The girl came in so quiet I didn’t realize she was there until she said, “Uncle Solly, would you and Jerome, would you like some apple juice? You know it’s good for you, and-”
“That would be lovely, sweetheart,” Solly told her.
Ken’s daughter. I never thought of him having a kid. A house. Stuff like that.
Solly, he never stops thinking.
Only Solly, maybe he was more than just a thinker. If he hadn’t been lying about that war, he’d killed a lot more guys than any hit man I ever heard of. And not for money.
It was what he didn’t say that I heard the clearest. Some things, they just have to be done. Taking out this Jessop, that wouldn’t make me a hit man. It would make me what I always wanted to be: a good thief. And a good thief always cleans up after himself.
“I’ll do it,” I said.
“I knew you were the real thing,” the old man said, showing me teeth.
I was working on getting back to things everybody does, like getting up when the alarm went off.

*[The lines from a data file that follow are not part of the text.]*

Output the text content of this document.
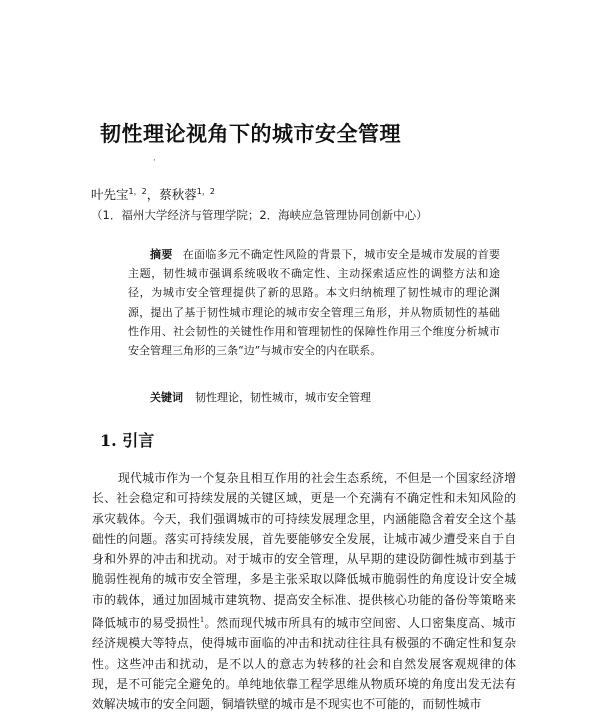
韧性理论视角下的城市安全管理
·
叶先宝$^{1,2}$，蔡秋蓉$^{1,2}$
（1．福州大学经济与管理学院；2．海峡应急管理协同创新中心）

摘要 在面临多元不确定性风险的背景下，城市安全是城市发展的首要主题，韧性城市强调系统吸收不确定性、主动探索适应性的调整方法和途径，为城市安全管理提供了新的思路。本文归纳梳理了韧性城市的理论渊源，提出了基于韧性城市理论的城市安全管理三角形，并从物质韧性的基础性作用、社会韧性的关键性作用和管理韧性的保障性作用三个维度分析城市安全管理三角形的三条“边”与城市安全的内在联系。

关键词 韧性理论，韧性城市，城市安全管理
1. 引言

现代城市作为一个复杂且相互作用的社会生态系统，不但是一个国家经济增长、社会稳定和可持续发展的关键区域，更是一个充满有不确定性和未知风险的承灾载体。今天，我们强调城市的可持续发展理念里，内涵能隐含着安全这个基础性的问题。落实可持续发展，首先要能够安全发展，让城市减少遭受来自于自身和外界的冲击和扰动。对于城市的安全管理，从早期的建设防御性城市到基于脆弱性视角的城市安全管理，多是主张采取以降低城市脆弱性的角度设计安全城市的载体，通过加固城市建筑物、提高安全标准、提供核心功能的备份等策略来降低城市的易受损性$^1$。然而现代城市所具有的城市空间密、人口密集度高、城市经济规模大等特点，使得城市面临的冲击和扰动往往具有极强的不确定性和复杂性。这些冲击和扰动，是不以人的意志为转移的社会和自然发展客观规律的体现，是不可能完全避免的。单纯地依靠工程学思维从物质环境的角度出发无法有效解决城市的安全问题，铜墙铁壁的城市是不现实也不可能的，而韧性城市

What I mean is, the alarm I set, not those damn prison gongs.
But I hadn’t even bothered to set the alarm last night; I knew I couldn’t do any of the things I wanted to do until the afternoon, so I just slept in.
I’d filled the refrigerator with protein shakes and power bars, stuff like that. I’d picked up a lot of vitamins, too. I don’t really know much about them. A young guy in the health store, he picked most of the stuff out for me.
He didn’t know he was doing that, I don’t think; just assumed he knew what I’d want. Which was a good thing, since I didn’t want to be asking a lot of questions. You do that, people remember you. I even let him sell me a set of dumbbells for traveling… the kind you fill with water.
I didn’t really have any special taste for that powdered stuff, but it was what guys who power-lifted were always talking about. And I figured that woman downstairs, she’d be nosing around, sooner or later. I wanted it to look like I really was what it said I was on those business cards.
“It’s always better you don’t try looking like something you couldn’t be,” Solly said. “Nobody’s gonna buy you’re an accountant, but you don’t have to look like a thug, either.